The teaching and learning of English in Malaysia is, after all these years, at a confusing crossroad - on one hand the government wants its people to be proficient in English to meet the global demands of competition. But on the other hand, the one-dimensional objectors to this policy crow that the learning of English was pursued at the expense of Bahasa Melayu`s sanctity, a contradiction in terms when these militants are the same pretentious dolts who write Malay filled with so much English idiosyncrasies and characteristics.
At a time when everyone from China and the European eastern bloc are scrambling to learn English and hiring English teachers by the shiploads, Malaysians are indolently practising their English.
Things are slow to change though: DPM and Education Minister Tan Sri Muhyiddin Yassin announced in the Dewan Rakyat that the final decision to teach Mathematics and Science in English (PPSMI) is expected to be known early next month although he conceded that the policy did little to make students more proficient in English. He is also fully aware that education groups are opposed to this policy on grounds that the two subjects are better instructed in Bahasa Melayu or in the respective vernacular languages.
In that sense, these objectors may have a point. Khalid Samad (Pas-Shah Alam) claimed students were victimised by the “unprepared” implementation of the policy. “Do not use children as guinea pigs. Now after six years, they admitted that the reports on its effectiveness are not complete but they will still continue with the policy. One whole generation of students has faced the consequences. So we urge the government to do away with the policy,” he told reporters at the Parliament lobby. “We should stress on oral subject as the government`s aim is to produce students who can converse well in English. Do not simply make an `instant noodle` policy.”
As Khalid implored that the teaching of English should be taught on its own accord rather than teaching other subjects in English, Muhyiddin envisaged various probable solutions to stem the deterioration of English: setting up English labs, hiring foreign English teachers and re-introducing English literature.

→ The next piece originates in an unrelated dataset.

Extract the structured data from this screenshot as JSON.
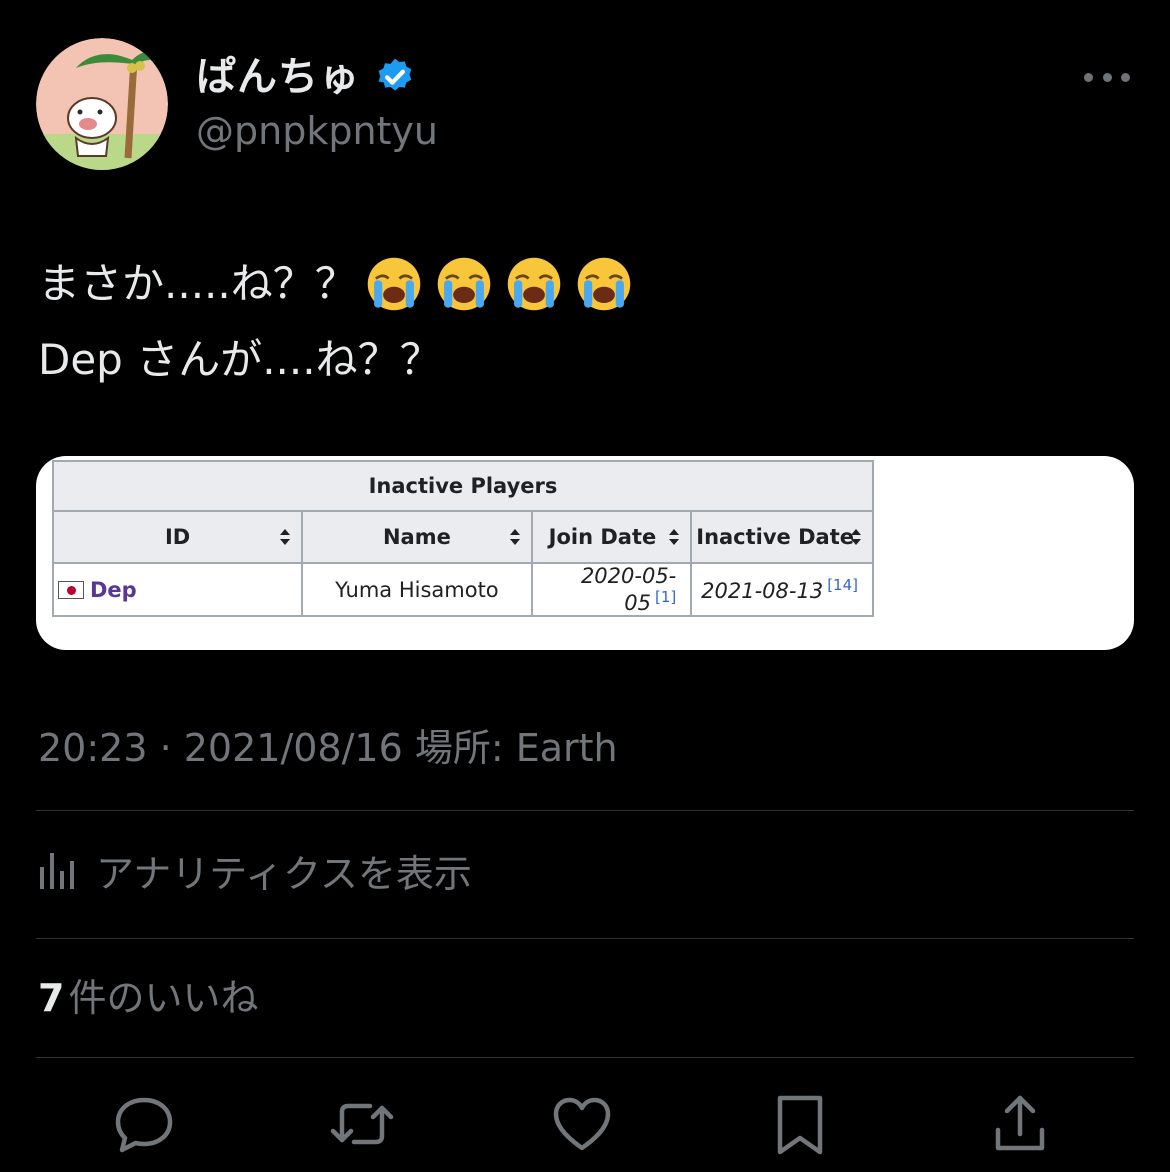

Responding to Tan Seng Giaw (DAP-Kepong) during Question Time, Muhyiddin also envisaged measures like increasing English school periods, deploying qualified English teachers to rural schools and put greater emphasis on grammar to improve writing and communication skills. That old contentious militant demand - the status of Bahasa Melayu as the national and unity language - will not be affected in the new pursuit of enhancing English competency. Declared Muhyiddin: "Bahasa Melayu will continue to be upheld as the main medium of instruction in the national education system.”
But for those militants with the pretentious twist, they will somehow misappropriate Muhyiddin`s gesture into this: they want English, just as long it is a Malay rendering!
And at the rate English is budgrafted into Bahasa Melayu, in perhaps a generation or so, Malaysians don`t need to learn English to understand English, all they need to do is learn and understand Bahasa Melayu… in all its “anglicised” splendour.